Perhaps I’ve grown too accustomed to pain as a teacher. In NYC at the peak of the pandemic I was obsessed with the idea of what would happen when the dust settled. I could feel acutely, as we sat sick and in the epicenter of death, that we were in the middle of a massive life altering storm. What would it look like when it all went back to “normal?” I wrote the first song on my new album about it. The idea possessed me.
I think, in some sense, it became an obsession, so much so that I haven’t been able to accept what it looks like even with the dust more or less settled around me.
Has the dust actually settled? Slightly? Either way, the answers I’ve found to the question have been surprising. I’ve written and deleted so many taalitalks about the darker answers I’ve found in the settling of said dust, but I’m also deeply grateful for the movement that has returned with its settling.

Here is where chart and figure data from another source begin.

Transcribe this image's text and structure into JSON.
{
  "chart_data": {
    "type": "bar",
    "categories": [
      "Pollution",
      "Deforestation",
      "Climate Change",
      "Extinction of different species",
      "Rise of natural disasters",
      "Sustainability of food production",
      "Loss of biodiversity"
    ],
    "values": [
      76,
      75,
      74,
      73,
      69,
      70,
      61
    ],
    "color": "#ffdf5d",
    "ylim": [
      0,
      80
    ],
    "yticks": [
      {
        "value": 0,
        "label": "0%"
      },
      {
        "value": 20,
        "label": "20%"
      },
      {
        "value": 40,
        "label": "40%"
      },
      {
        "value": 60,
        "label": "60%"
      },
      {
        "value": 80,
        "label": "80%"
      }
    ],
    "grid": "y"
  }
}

This new album works really well on trains, for example. Beyond its direct movement references, it was written and recorded with the desperate longing for wheels, wings, air in my hair again.
It felt deep and correct to listen to it looking out the massive window of a Eurostar train this morning.
The dust has settled, at least a bit. I’m feeling healthier and ready to pay attention to my body. I’m feeling excited to to share this album with you someday. We keep looking inward, outward, we keep moving. Thank you for reading every week with me, Amy, all of us.
Till next week
t
ps: if you’re new here or have been perusing and now want to join the community, the below helps these go straight to your inbox like the letter they’re intended to be.
Good morning! 5.20 am Tenerife time and yes, like your friend Amy, I also read your posts first thing.
Regarding your body, yes that happens. If you don't stop it will definitely stop you!
Vondelpark sounds amazing...I will definitely go next time I go to Amsterdam!
Love to you both ❤
You put me in your newsletter?! OMG! Made my whole day!!!! I cheated and read it tonight instead of tomorrow, so I will re-read it again tomorrow to keep with my Monday morning tradition (you do realize that you need to aways write these now right? LMAO) and dream of those amazing horizontal trees. Tell Jose I said way to go on the roses. Stop staying up until 4 am emailing! Whatever work you don't get done today will be there for you tomorrow. Get some rest and have fun!